Dalam Pengajian Tarjih ke-118, Rabu (17/02), Tuan Guru Ruslan Fariadi menerangkan ihwal legalitas vaksin dalam perspektif Tarjih. Fatwa terkait vaksin ini merupakan kelanjutan dari sikap Muhammadiyah sebagai organisasi yang telah berkomitmen penuh dalam menanggulangi wabah ini sejak awal.

Disampaikan, saat ini pengembangan vaksin di dunia ada beberapa jenis yaitu DNA, RNA, Non-Replicating Viral Vector, dan Inactivated (kuman yang dimatikan) yang telah dikembangkan oleh berbagai perusahaan. Hal tersebut mesti ditelaah dengan tinjauan dari aspek kemaslahatan dan efektivitasnya. Aspek keagamaan juga tidak bisa luput dari persoalan variasi vaksin tersebut.

‚ÄúPemerintah memastikan proses uji vaksin untuk menjamin keamanan melalui proses yang dilakukan oleh Badan Pengawas Obat dan Makanan (BPOM) dan mendapatkan fatwa halal dari Majelis Ulama Indonesia (MUI). Ini menjadi pertimbangan Majelis Tarjih,” ujar Tuan Guru Ruslan.
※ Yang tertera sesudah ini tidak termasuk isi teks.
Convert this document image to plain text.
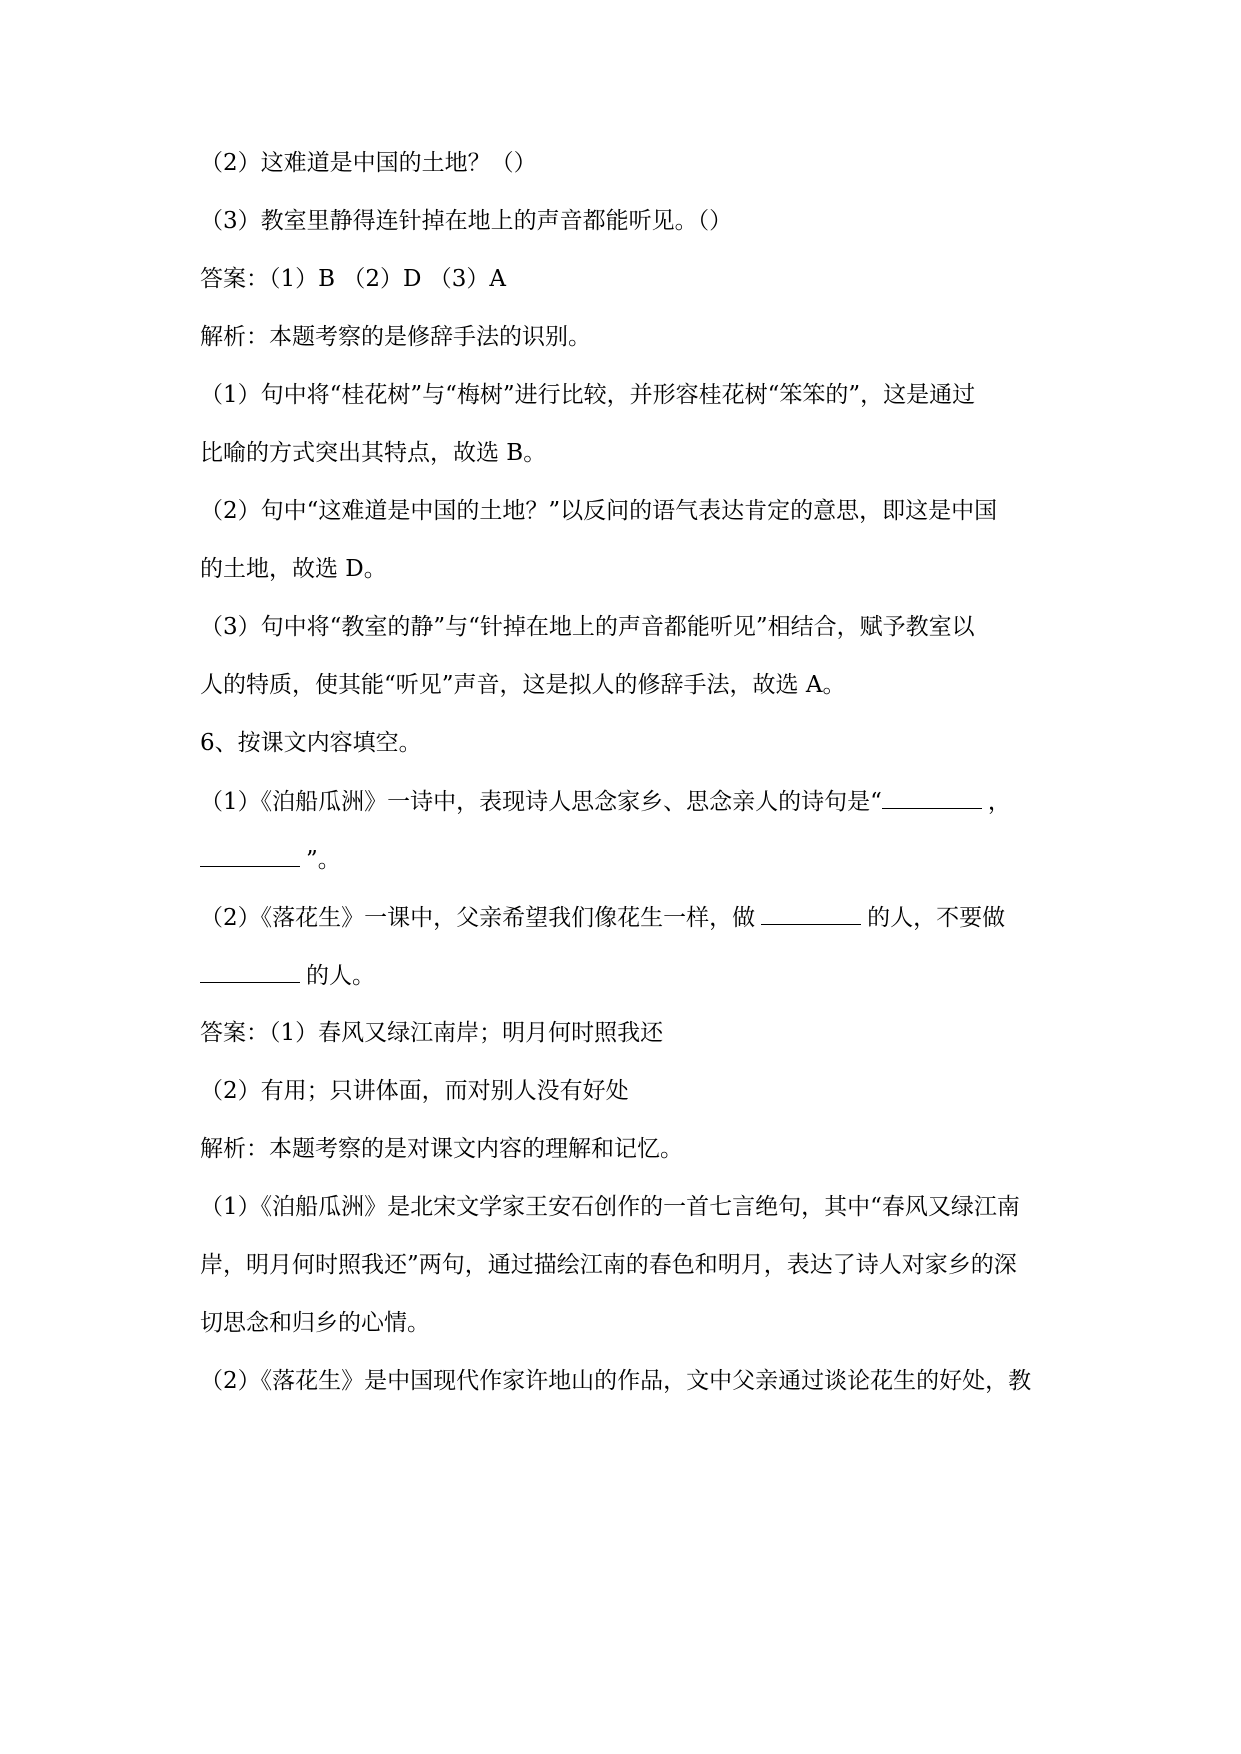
（2）这难道是中国的土地？（）
（3）教室里静得连针掉在地上的声音都能听见。（）
答案：（1）B （2）D （3）A
解析：本题考察的是修辞手法的识别。
（1）句中将“桂花树”与“梅树”进行比较，并形容桂花树“笨笨的”，这是通过
比喻的方式突出其特点，故选 B。
（2）句中“这难道是中国的土地？”以反问的语气表达肯定的意思，即这是中国
的土地，故选 D。
（3）句中将“教室的静”与“针掉在地上的声音都能听见”相结合，赋予教室以
人的特质，使其能“听见”声音，这是拟人的修辞手法，故选 A。
6、按课文内容填空。
（1）《泊船瓜洲》一诗中，表现诗人思念家乡、思念亲人的诗句是“	，
”。
（2）《落花生》一课中，父亲希望我们像花生一样，做	的人，不要做
的人。
答案：（1）春风又绿江南岸；明月何时照我还
（2）有用；只讲体面，而对别人没有好处
解析：本题考察的是对课文内容的理解和记忆。
（1）《泊船瓜洲》是北宋文学家王安石创作的一首七言绝句，其中“春风又绿江南
岸，明月何时照我还”两句，通过描绘江南的春色和明月，表达了诗人对家乡的深
切思念和归乡的心情。
（2）《落花生》是中国现代作家许地山的作品，文中父亲通过谈论花生的好处，教
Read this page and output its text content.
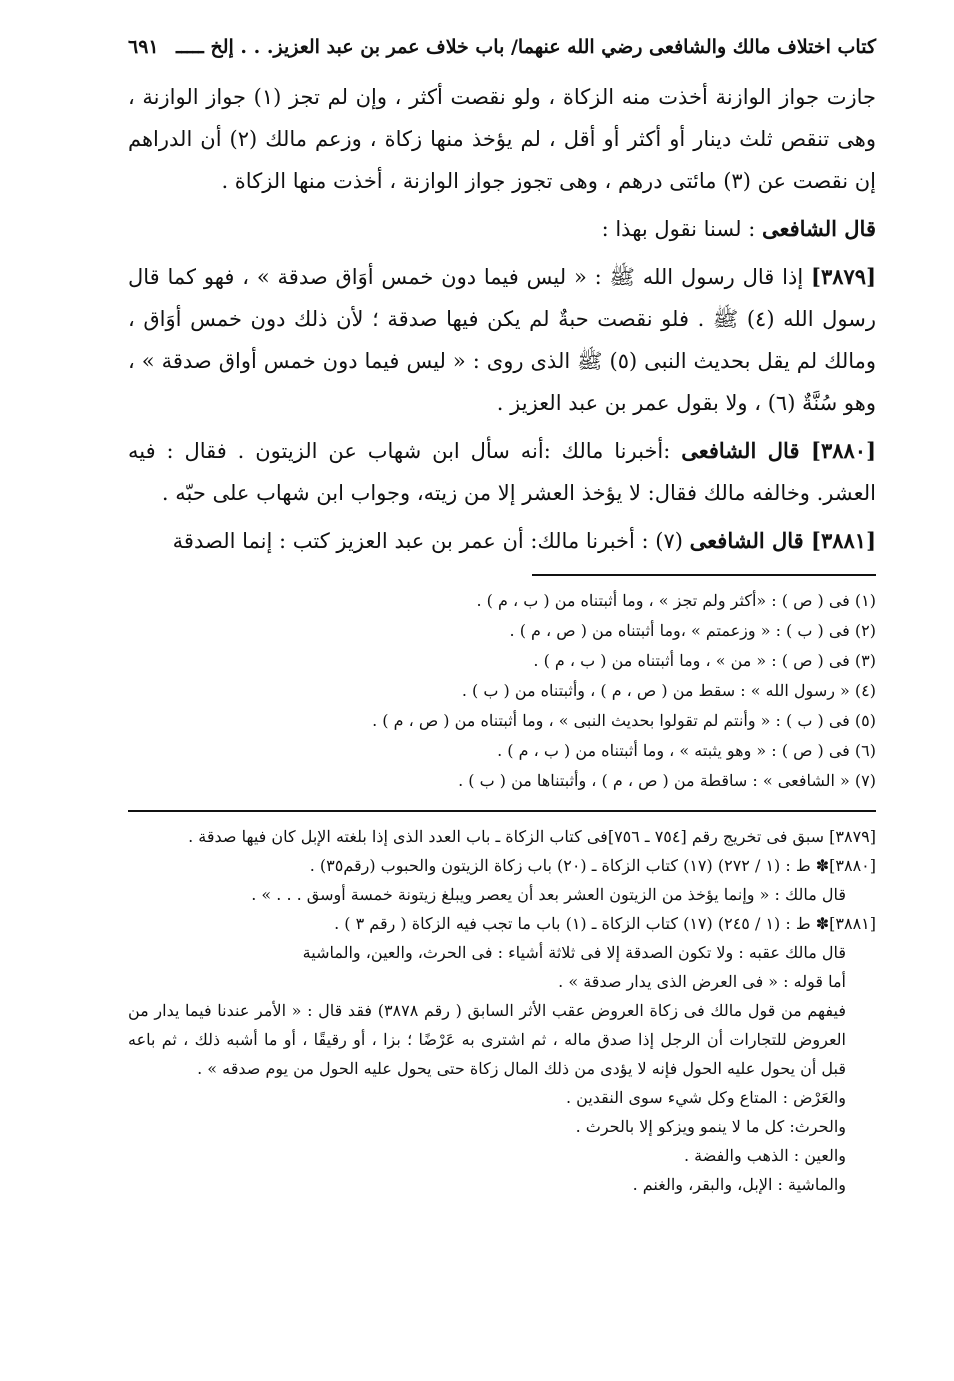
كتاب اختلاف مالك والشافعى رضي الله عنهما/ باب خلاف عمر بن عبد العزيز. . . إلخ ـــــ
٦٩١

جازت جواز الوازنة أخذت منه الزكاة ، ولو نقصت أكثر ، وإن لم تجز (١) جواز الوازنة ، وهى تنقص ثلث دينار أو أكثر أو أقل ، لم يؤخذ منها زكاة ، وزعم مالك (٢) أن الدراهم إن نقصت عن (٣) مائتى درهم ، وهى تجوز جواز الوازنة ، أخذت منها الزكاة .

قال الشافعى : لسنا نقول بهذا :

[٣٨٧٩] إذا قال رسول الله ﷺ : « ليس فيما دون خمس أوَاق صدقة » ، فهو كما قال رسول الله (٤) ﷺ . فلو نقصت حبةٌ لم يكن فيها صدقة ؛ لأن ذلك دون خمس أوَاق ، ومالك لم يقل بحديث النبى (٥) ﷺ الذى روى : « ليس فيما دون خمس أواق صدقة » ، وهو سُنَّةٌ (٦) ، ولا بقول عمر بن عبد العزيز .

[٣٨٨٠] قال الشافعى :أخبرنا مالك :أنه سأل ابن شهاب عن الزيتون . فقال : فيه العشر. وخالفه مالك فقال: لا يؤخذ العشر إلا من زيته، وجواب ابن شهاب على حبّه .

[٣٨٨١] قال الشافعى (٧) : أخبرنا مالك: أن عمر بن عبد العزيز كتب : إنما الصدقة

(١) فى ( ص ) : «أكثر ولم تجز » ، وما أثبتناه من ( ب ، م ) .

(٢) فى ( ب ) : « وزعمتم » ،وما أثبتناه من ( ص ، م ) .

(٣) فى ( ص ) : « من » ، وما أثبتناه من ( ب ، م ) .

(٤) « رسول الله » : سقط من ( ص ، م ) ، وأثبتناه من ( ب ) .

(٥) فى ( ب ) : « وأنتم لم تقولوا بحديث النبى » ، وما أثبتناه من ( ص ، م ) .

(٦) فى ( ص ) : « وهو يثبته » ، وما أثبتناه من ( ب ، م ) .

(٧) « الشافعى » : ساقطة من ( ص ، م ) ، وأثبتناها من ( ب ) .

[٣٨٧٩] سبق فى تخريج رقم [٧٥٤ ـ ٧٥٦]فى كتاب الزكاة ـ باب العدد الذى إذا بلغته الإبل كان فيها صدقة .

[٣٨٨٠]✽ ط : (١ / ٢٧٢) (١٧) كتاب الزكاة ـ (٢٠) باب زكاة الزيتون والحبوب (رقم٣٥) .

قال مالك : « وإنما يؤخذ من الزيتون العشر بعد أن يعصر ويبلغ زيتونة خمسة أوسق . . . » .

[٣٨٨١]✽ ط : (١ / ٢٤٥) (١٧) كتاب الزكاة ـ (١) باب ما تجب فيه الزكاة ( رقم ٣ ) .

قال مالك عقبه : ولا تكون الصدقة إلا فى ثلاثة أشياء : فى الحرث، والعين، والماشية

أما قوله : « فى العرض الذى يدار صدقة » .

فيفهم من قول مالك فى زكاة العروض عقب الأثر السابق ( رقم ٣٨٧٨) فقد قال : « الأمر عندنا فيما يدار من العروض للتجارات أن الرجل إذا صدق ماله ، ثم اشترى به عَرْضًا ؛ بزا ، أو رقيقًا ، أو ما أشبه ذلك ، ثم باعه قبل أن يحول عليه الحول فإنه لا يؤدى من ذلك المال زكاة حتى يحول عليه الحول من يوم صدقه » .

والعَرْض : المتاع وكل شيء سوى النقدين .

والحرث: كل ما لا ينمو ويزكو إلا بالحرث .

والعين : الذهب والفضة .

والماشية : الإبل، والبقر، والغنم .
Pimpinan Pusat Muhammadiyah sendiri sebelumnya menyatakan bahwa Muhammadiyah mendukung pelaksanaan vaksinasi sebagai bagian dari upaya penanganan pandemi Covid-19 di Indonesia. Yakni setelah semua kaidah keamanan, keefektifan, dan kehalalan vaksin terpenuhi sesuai standar BPOM dan MUI dengan beberapa catatan.
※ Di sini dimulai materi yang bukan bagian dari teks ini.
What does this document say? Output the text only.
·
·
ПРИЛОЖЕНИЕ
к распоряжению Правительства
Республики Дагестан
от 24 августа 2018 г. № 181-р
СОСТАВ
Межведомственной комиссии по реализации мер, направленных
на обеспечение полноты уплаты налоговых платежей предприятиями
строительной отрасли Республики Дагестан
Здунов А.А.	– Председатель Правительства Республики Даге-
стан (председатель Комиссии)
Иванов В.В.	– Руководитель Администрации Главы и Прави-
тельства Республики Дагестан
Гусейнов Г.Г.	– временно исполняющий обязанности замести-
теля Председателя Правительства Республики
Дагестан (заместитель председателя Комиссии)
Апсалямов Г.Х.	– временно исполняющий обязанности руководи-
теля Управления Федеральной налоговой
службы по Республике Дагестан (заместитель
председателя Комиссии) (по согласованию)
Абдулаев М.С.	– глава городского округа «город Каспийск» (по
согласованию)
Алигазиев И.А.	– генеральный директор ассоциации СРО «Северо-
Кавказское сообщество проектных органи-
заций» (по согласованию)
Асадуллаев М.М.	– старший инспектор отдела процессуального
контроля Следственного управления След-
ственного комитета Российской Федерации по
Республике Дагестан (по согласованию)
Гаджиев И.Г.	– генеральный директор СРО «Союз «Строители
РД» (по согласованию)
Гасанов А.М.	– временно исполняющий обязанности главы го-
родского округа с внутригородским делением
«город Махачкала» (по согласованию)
Satu poin yang perlu diingat adalah vaksin bukan segalanya. Ini hanya sebagai salah satu ikhtiar untuk memberikan imunitas setiap warga baik yang pernah terjangkit maupun yang belum terpapar. Sekalipun telah divaksin, menaati protokol kesehatan tetap menjadi prioritas utama.

Beberapa poin yang disampaikan dalam tuntunan Tarjih terkait vaksin menekankan pada dua hal. Pertama, menjaga kesehatan merupakan hal yang wajib dilakukan sebagai bentuk ikhtiar. Kedua, keadaan darurat yang terjadi hingga hari ini menuntut adanya upaya lebih untuk menghilangkan kedaruratan tersebut dengan cara menyegerakan dan memaksimalkan cakupan vaksinasi.

“Artinya, secara fatwa keagamaan, fatwa yang sudah disampaikan MUI maupun Majelis Tarjih, sudah memberikan jawaban-jawaban. Akan tetapi meski demikian masih ada setidaknya problem yang mesti diselesaikan bersama,” kata Tuan Guru Ruslan.

Ia menambahkan, problem-problem tersebut meliputi aspek persuasif. Baginya, kampanye legalitas vaksin tidak bisa dengan cara menakut-nakuti masyarakat. Alangkah baiknya diseminasi vaksin dilakukan dengan cara edukatif yang tidak cukup hanya menggunakan bahasa hukum.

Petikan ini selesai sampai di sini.